Researchers have also used the U.K. cohort to investigate how ethnicity and age-related phenotypes in jSLE may inform treatment decisions. In the cohort, they found Black patients presented with symptoms at a younger age and with greater female predominance. Correlations were also found between disease manifestations and treatments.6 When stratifying for age, researchers also observed differences in disease manifestations between children who presented with jSLE prior to puberty, during puberty and in adolescence.7
With this information, Dr. Hedrich said subgroups of patients may exist within pediatric age groups, including those with monogenic lupus who present early in life, those with a higher genetic predisposition due to a number of risk alleles and a third group who may have some risk alleles but must accrue additional risk factors over time.
As researchers continue to identify genes that contribute to the development of lupus, Dr. Hedrich hopes clinicians will be able to stratify patients according to their molecular makeup, which may enable the prediction of treatment responses and, ultimately, pave the way for personalized medicine in pediatric lupus.
In Sum
Although options for the treatment of children with lupus have been limited historically, genetic studies have provided several advances in therapeutics and to our understanding of the pathophysiology of lupus. In the future, new genetic causes of lupus may be identified and may lead to new therapeutic targets and personalized treatment plans.

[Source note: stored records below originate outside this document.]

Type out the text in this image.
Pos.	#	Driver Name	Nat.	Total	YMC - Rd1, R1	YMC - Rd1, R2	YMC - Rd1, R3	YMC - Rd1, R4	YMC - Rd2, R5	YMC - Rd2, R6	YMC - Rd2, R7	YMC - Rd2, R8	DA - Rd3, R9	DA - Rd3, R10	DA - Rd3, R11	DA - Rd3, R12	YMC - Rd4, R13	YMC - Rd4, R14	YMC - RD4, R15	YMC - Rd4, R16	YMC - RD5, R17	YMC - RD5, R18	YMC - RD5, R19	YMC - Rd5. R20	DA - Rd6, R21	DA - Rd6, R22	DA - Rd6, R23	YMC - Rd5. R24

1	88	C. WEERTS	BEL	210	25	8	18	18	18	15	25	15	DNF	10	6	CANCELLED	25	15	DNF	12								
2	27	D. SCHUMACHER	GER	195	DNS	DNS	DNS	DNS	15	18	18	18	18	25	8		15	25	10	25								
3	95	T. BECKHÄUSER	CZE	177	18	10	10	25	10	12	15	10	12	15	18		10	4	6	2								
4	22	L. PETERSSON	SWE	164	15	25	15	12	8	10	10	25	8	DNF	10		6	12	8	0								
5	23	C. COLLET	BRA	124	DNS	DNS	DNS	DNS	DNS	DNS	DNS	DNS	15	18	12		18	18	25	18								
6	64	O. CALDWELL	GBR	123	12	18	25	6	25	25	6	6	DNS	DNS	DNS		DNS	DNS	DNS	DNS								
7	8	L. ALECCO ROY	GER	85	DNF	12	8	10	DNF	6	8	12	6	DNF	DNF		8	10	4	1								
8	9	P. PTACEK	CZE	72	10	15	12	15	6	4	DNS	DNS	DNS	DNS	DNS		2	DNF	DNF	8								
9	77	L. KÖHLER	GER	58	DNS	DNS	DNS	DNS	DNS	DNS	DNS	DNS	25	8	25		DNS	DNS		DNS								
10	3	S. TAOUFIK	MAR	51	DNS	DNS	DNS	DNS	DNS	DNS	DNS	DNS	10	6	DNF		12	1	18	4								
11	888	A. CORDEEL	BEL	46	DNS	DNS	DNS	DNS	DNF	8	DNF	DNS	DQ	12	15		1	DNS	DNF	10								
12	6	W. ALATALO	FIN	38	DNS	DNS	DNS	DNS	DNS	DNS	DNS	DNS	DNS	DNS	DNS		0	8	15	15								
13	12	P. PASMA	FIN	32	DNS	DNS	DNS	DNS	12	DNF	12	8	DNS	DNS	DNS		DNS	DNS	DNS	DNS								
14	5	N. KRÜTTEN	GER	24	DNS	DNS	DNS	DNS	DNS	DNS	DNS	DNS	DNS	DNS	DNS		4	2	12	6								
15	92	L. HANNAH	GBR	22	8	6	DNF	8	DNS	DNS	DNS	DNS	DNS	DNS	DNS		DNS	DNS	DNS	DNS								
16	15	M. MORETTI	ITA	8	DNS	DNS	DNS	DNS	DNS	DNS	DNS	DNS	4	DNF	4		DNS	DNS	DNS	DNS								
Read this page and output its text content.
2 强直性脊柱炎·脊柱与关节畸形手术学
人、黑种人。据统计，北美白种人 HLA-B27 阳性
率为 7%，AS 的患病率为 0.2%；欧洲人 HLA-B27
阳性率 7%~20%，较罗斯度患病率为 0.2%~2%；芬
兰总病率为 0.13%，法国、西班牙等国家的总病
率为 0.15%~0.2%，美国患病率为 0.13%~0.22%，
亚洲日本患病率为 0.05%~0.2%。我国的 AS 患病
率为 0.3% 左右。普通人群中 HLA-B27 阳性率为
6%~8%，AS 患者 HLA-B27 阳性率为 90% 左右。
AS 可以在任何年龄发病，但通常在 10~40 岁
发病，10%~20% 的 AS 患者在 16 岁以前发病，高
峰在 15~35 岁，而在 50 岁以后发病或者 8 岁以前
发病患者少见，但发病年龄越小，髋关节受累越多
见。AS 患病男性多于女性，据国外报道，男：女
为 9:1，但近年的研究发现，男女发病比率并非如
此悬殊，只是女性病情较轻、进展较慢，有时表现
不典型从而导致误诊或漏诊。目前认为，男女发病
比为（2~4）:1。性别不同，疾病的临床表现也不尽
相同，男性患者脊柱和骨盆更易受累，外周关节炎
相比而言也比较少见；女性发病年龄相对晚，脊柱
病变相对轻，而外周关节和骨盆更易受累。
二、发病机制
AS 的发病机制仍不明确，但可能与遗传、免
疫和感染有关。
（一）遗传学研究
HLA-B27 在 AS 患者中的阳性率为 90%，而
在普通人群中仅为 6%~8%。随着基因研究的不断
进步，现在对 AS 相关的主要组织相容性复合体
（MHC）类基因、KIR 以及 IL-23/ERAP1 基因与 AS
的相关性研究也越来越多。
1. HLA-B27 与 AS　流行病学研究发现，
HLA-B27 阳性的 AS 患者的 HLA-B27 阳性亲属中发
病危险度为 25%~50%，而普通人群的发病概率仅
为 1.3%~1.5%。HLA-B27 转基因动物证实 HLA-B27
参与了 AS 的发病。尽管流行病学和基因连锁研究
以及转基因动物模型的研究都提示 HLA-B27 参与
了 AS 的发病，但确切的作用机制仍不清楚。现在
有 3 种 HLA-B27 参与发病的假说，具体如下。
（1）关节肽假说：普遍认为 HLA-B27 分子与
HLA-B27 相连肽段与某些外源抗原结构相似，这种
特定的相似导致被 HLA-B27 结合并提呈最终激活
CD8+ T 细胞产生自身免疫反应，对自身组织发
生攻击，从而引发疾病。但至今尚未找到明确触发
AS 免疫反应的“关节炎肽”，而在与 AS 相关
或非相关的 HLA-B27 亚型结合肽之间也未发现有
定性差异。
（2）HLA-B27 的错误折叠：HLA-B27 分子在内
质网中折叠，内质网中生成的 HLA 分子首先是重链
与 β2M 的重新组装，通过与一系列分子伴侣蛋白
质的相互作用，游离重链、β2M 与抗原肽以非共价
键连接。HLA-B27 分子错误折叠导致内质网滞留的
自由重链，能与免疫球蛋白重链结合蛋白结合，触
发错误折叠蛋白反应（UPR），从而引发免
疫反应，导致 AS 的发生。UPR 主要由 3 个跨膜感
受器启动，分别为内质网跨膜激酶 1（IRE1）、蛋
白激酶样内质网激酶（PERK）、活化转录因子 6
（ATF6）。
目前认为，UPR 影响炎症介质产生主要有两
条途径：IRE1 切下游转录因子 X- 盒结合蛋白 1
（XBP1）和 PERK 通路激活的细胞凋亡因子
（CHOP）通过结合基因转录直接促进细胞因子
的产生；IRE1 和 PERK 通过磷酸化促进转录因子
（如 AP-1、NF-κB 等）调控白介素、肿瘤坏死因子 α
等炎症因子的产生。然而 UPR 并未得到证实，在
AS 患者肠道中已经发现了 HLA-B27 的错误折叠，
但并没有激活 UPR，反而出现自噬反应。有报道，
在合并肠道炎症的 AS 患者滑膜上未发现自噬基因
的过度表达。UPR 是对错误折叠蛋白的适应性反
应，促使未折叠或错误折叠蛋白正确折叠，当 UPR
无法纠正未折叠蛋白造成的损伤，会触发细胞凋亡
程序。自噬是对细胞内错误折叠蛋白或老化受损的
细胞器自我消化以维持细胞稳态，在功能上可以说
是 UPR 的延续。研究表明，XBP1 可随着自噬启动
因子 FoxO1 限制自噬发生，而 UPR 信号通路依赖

Elizabeth Sloan, MD, is a pediatric rheumatologist who recently completed her fellowship training at UT Southwestern Medical Center, Dallas, and looks forward to joining the faculty of the Division of Pediatric Rheumatology at UT Southwestern in the fall of 2021. Dr. Sloan has also served on the ACR FIT Subcommittee and the ACR Special Committee on Pediatric Rheumatology.
References
- Arazi A, Rao DA, Berthier CC, et al. The immune cell landscape in kidneys of patients with lupus nephritis. Nat Immunol. 2019 Jul;20(7):902–914.
- Rovin BH, Solomons N, Pendergraft WF 3rd, et al. A randomized, controlled double-blind study comparing the efficacy and safety of dose-ranging voclosporin with placebo in achieving remission in patients with active lupus nephritis. Kidney Int. 2019 Jan;95(1):219–231.
- Furie R, Rovin BH, Houssiau F, et al. Two-year, randomized, controlled trial of belimumab in lupus nephritis. N Engl J Med. 2020 Sep;383(12):1117–1128.
- Rovin BH, Furie R, Latinis K, et al. Efficacy and safety of rituximab in patients with active proliferative lupus nephritis: The lupus nephritis assessment with rituximab study. Arthritis Rheum. 2012 Apr;64(4):1215–1226.
- Groot N, de Graeff N, Avcin T, et al. European evidence-based recommendations for diagnosis and treatment of childhood-onset systemic lupus erythematosus: The SHARE initiative. Ann Rheum Dis. 2017 Nov;76(11):1788–1796.
- Massias JS, Smith EM, Al-Abadi E, et al. Clinical and laboratory phenotypes in juvenile-onset systemic lupus erythematosus across ethnicities in the UK. Lupus. 2021 Apr;30(4):597–607.
- Charras A, Smith E, Hedrich CM. Systemic lupus erythematosus in children and young people. Curr Rheumatol Rep. 2021 Feb;23(3):20.